My translation of the SM aims at being close enough to the text to make it conceptually understandable to a public of Sanskritists as well as to scholars of the history of philosophy and theology. It does not reproduce the complexity of Vedānta Deśika’s prose, nor does it attempt at capturing the beauty of his verses. I tried to make the translation readable also to non-Sanskritists, while being at the same time extremely cautious in not over translating the Sanskrit text. As a rule of thumb, I used the concept of functional equivalence, which was used, e.g., by Raimon Panikkar in discussing comparative theology. Accordingly, I changed passive forms (which are the rule in scholarly Sanskrit) into active ones, since the latter are the rule in scholarly English. I also made pronouns and copulae explicit and avoided causative clauses when possible, since this is the rule in scholarly English. I also broke long sentences into shorter ones, since the length of an acceptable sentence varies massively between scholarly Sanskrit and scholarly English. Nonetheless, the resulting text will not be smooth, because the source text is extremely complex and causes real head-aches to its readers. Smoothing it completely would have meant unpacking all the points it presupposes and hints at.

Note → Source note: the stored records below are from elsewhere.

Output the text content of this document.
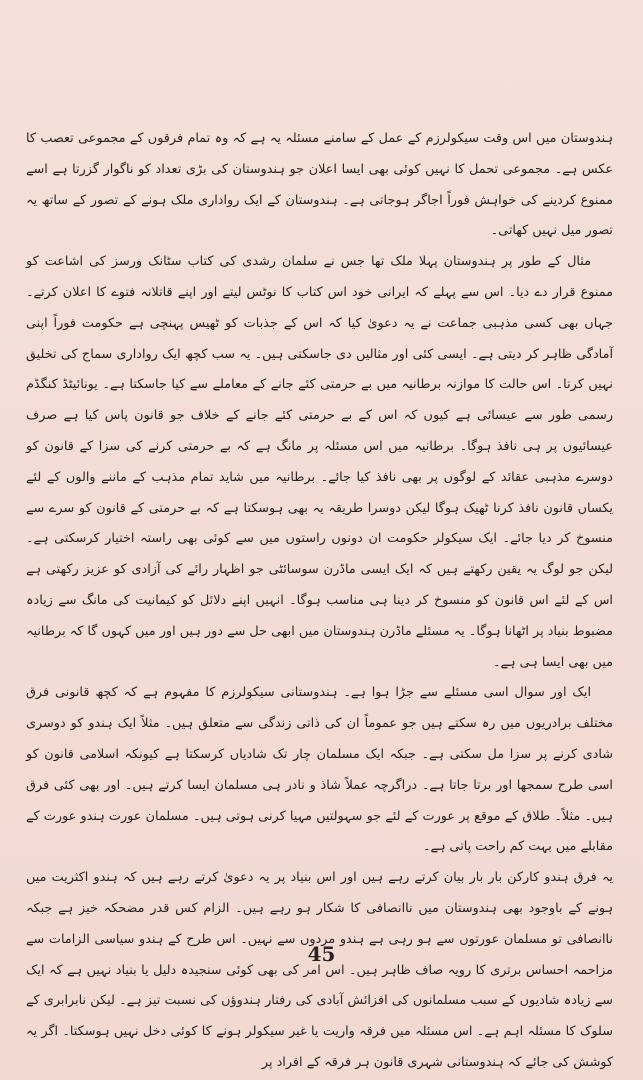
ہندوستان میں اس وقت سیکولرزم کے عمل کے سامنے مسئلہ یہ ہے کہ وہ تمام فرقوں کے مجموعی تعصب کا عکس ہے۔ مجموعی تحمل کا نہیں کوئی بھی ایسا اعلان جو ہندوستان کی بڑی تعداد کو ناگوار گزرتا ہے اسے ممنوع کردینے کی خواہش فوراً اجاگر ہوجاتی ہے۔ ہندوستان کے ایک رواداری ملک ہونے کے تصور کے ساتھ یہ تصور میل نہیں کھاتی۔

مثال کے طور پر ہندوستان پہلا ملک تھا جس نے سلمان رشدی کی کتاب سٹانک ورسز کی اشاعت کو ممنوع قرار دے دیا۔ اس سے پہلے کہ ایرانی خود اس کتاب کا نوٹس لیتے اور اپنے قاتلانہ فتوے کا اعلان کرتے۔ جہاں بھی کسی مذہبی جماعت نے یہ دعویٰ کیا کہ اس کے جذبات کو ٹھیس پہنچی ہے حکومت فوراً اپنی آمادگی ظاہر کر دیتی ہے۔ ایسی کئی اور مثالیں دی جاسکتی ہیں۔ یہ سب کچھ ایک رواداری سماج کی تخلیق نہیں کرتا۔ اس حالت کا موازنہ برطانیہ میں بے حرمتی کئے جانے کے معاملے سے کیا جاسکتا ہے۔ یونائیٹڈ کنگڈم رسمی طور سے عیسائی ہے کیوں کہ اس کے بے حرمتی کئے جانے کے خلاف جو قانون پاس کیا ہے صرف عیسائیوں پر ہی نافذ ہوگا۔ برطانیہ میں اس مسئلہ پر مانگ ہے کہ بے حرمتی کرنے کی سزا کے قانون کو دوسرے مذہبی عقائد کے لوگوں پر بھی نافذ کیا جائے۔ برطانیہ میں شاید تمام مذہب کے ماننے والوں کے لئے یکساں قانون نافذ کرنا ٹھیک ہوگا لیکن دوسرا طریقہ یہ بھی ہوسکتا ہے کہ بے حرمتی کے قانون کو سرے سے منسوخ کر دیا جائے۔ ایک سیکولر حکومت ان دونوں راستوں میں سے کوئی بھی راستہ اختیار کرسکتی ہے۔ لیکن جو لوگ یہ یقین رکھتے ہیں کہ ایک ایسی ماڈرن سوسائٹی جو اظہار رائے کی آزادی کو عزیز رکھتی ہے اس کے لئے اس قانون کو منسوخ کر دینا ہی مناسب ہوگا۔ انہیں اپنے دلائل کو کیمانیت کی مانگ سے زیادہ مضبوط بنیاد پر اٹھانا ہوگا۔ یہ مسئلے ماڈرن ہندوستان میں ابھی حل سے دور ہیں اور میں کہوں گا کہ برطانیہ میں بھی ایسا ہی ہے۔

ایک اور سوال اسی مسئلے سے جڑا ہوا ہے۔ ہندوستانی سیکولرزم کا مفہوم ہے کہ کچھ قانونی فرق مختلف برادریوں میں رہ سکتے ہیں جو عموماً ان کی ذاتی زندگی سے متعلق ہیں۔ مثلاً ایک ہندو کو دوسری شادی کرنے پر سزا مل سکتی ہے۔ جبکہ ایک مسلمان چار تک شادیاں کرسکتا ہے کیونکہ اسلامی قانون کو اسی طرح سمجھا اور برتا جاتا ہے۔ دراگرچہ عملاً شاذ و نادر ہی مسلمان ایسا کرتے ہیں۔ اور بھی کئی فرق ہیں۔ مثلاً۔ طلاق کے موقع پر عورت کے لئے جو سہولتیں مہیا کرنی ہوتی ہیں۔ مسلمان عورت ہندو عورت کے مقابلے میں بہت کم راحت پاتی ہے۔

یہ فرق ہندو کارکن بار بار بیان کرتے رہے ہیں اور اس بنیاد پر یہ دعویٰ کرتے رہے ہیں کہ ہندو اکثریت میں ہونے کے باوجود بھی ہندوستان میں ناانصافی کا شکار ہو رہے ہیں۔ الزام کس قدر مضحکہ خیز ہے جبکہ ناانصافی تو مسلمان عورتوں سے ہو رہی ہے ہندو مردوں سے نہیں۔ اس طرح کے ہندو سیاسی الزامات سے مزاحمہ احساس برتری کا رویہ صاف ظاہر ہیں۔ اس امر کی بھی کوئی سنجیدہ دلیل یا بنیاد نہیں ہے کہ ایک سے زیادہ شادیوں کے سبب مسلمانوں کی افزائش آبادی کی رفتار ہندوؤں کی نسبت تیز ہے۔ لیکن نابرابری کے سلوک کا مسئلہ اہم ہے۔ اس مسئلہ میں فرقہ واریت یا غیر سیکولر ہونے کا کوئی دخل نہیں ہوسکتا۔ اگر یہ کوشش کی جائے کہ ہندوستانی شہری قانون ہر فرقہ کے افراد پر

45
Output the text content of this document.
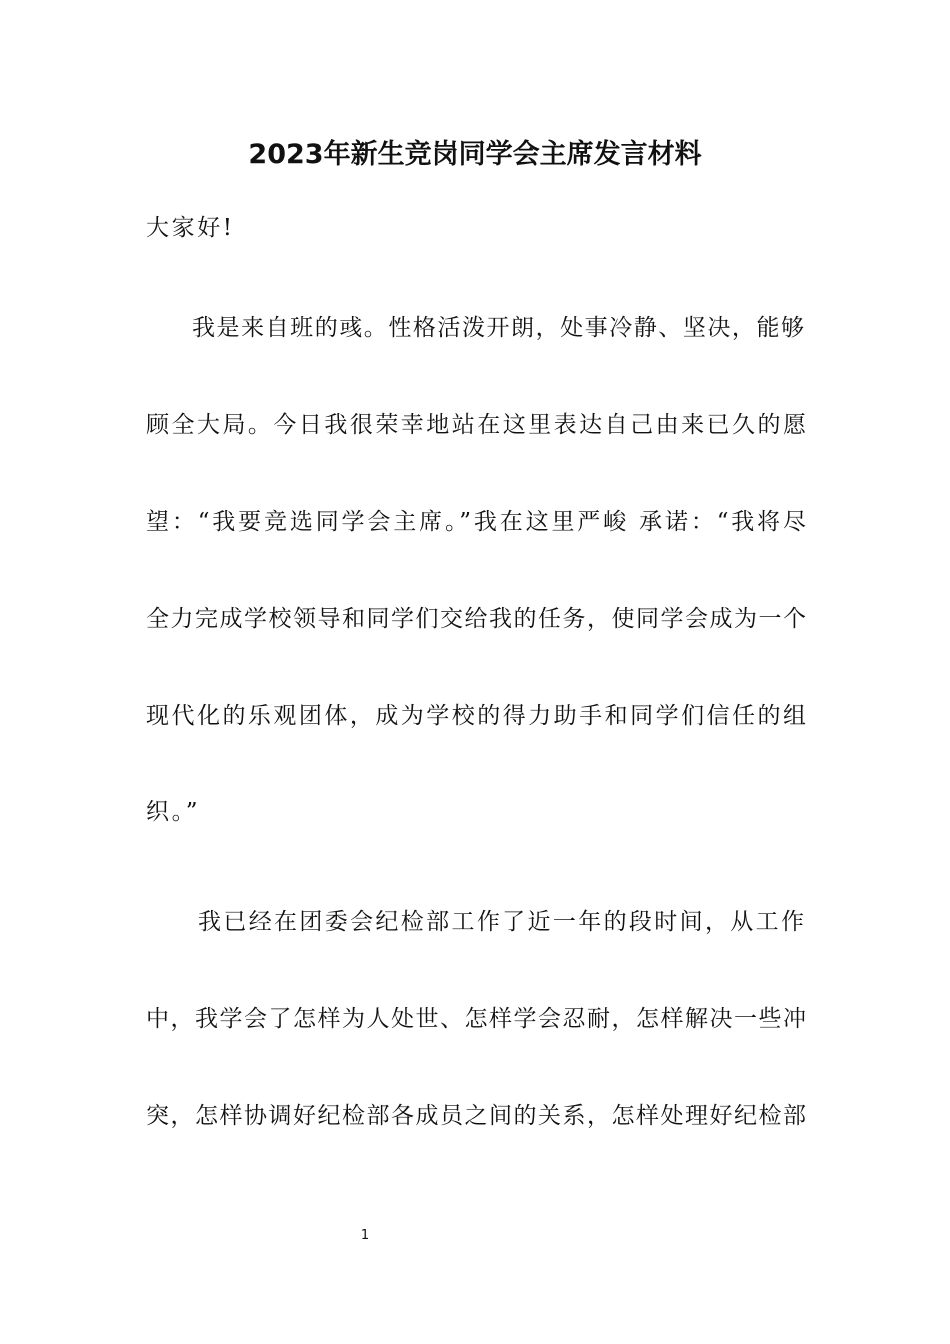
2023年新生竞岗同学会主席发言材料
大家好!
我是来自班的彧。性格活泼开朗，处事冷静、坚决，能够
顾全大局。今日我很荣幸地站在这里表达自己由来已久的愿
望：“我要竞选同学会主席。”我在这里严峻 承诺：“我将尽
全力完成学校领导和同学们交给我的任务，使同学会成为一个
现代化的乐观团体，成为学校的得力助手和同学们信任的组
织。”
我已经在团委会纪检部工作了近一年的段时间，从工作
中，我学会了怎样为人处世、怎样学会忍耐，怎样解决一些冲
突，怎样协调好纪检部各成员之间的关系，怎样处理好纪检部
1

Whichever type of translation one favours, translating a Sanskrit text always remains a difficult task. In my opinion, this is due especially to the fact that contemporary readers lack almost completely the background assumptions which are required in order to understand each instance of communication, including philosophical texts. While reading a text by Plato, a contemporary reader educated in Europe will automatically be able to identify most of the trees, places (e.g., the Piraeus, at the beginning of the Republic), social institutions (e.g., the role of theater, the names of gods and goddesses, the presence of slaves) and the other realia he mentions. Readers will not be scared by reading geographic or ethnic names (e.g., hoi Thrâkes, in Republic A 327), nor by proper names (e.g. Socrates or Glaucon, ibid.). This familiarity is also reflected in the fact that there are English (as well as French, German, Italian, Spanish…) versions of these terms. Even more, readers will likely be at least slightly familiar with many of Plato’s ideas, such as the maieutic method or the realm of ideas.

The situation is completely different in the case of Sanskrit texts, where Euro-American readers often need to deal with unfamiliar terms, contexts and ideas. Let me call the lack of familiarity with names, works, contexts, customs, etc., circumstantial unfamiliarity and the lack of familiarity with philosophical ideas philosophical unfamiliarity. The unfamiliarity with ideas might be something readers are willing to live with —after all, they started reading a book about an unfamiliar philosopher. What they are probably not prepared to have to overcome, is the additional effort required to just overcome the circumstantial unfamiliarity.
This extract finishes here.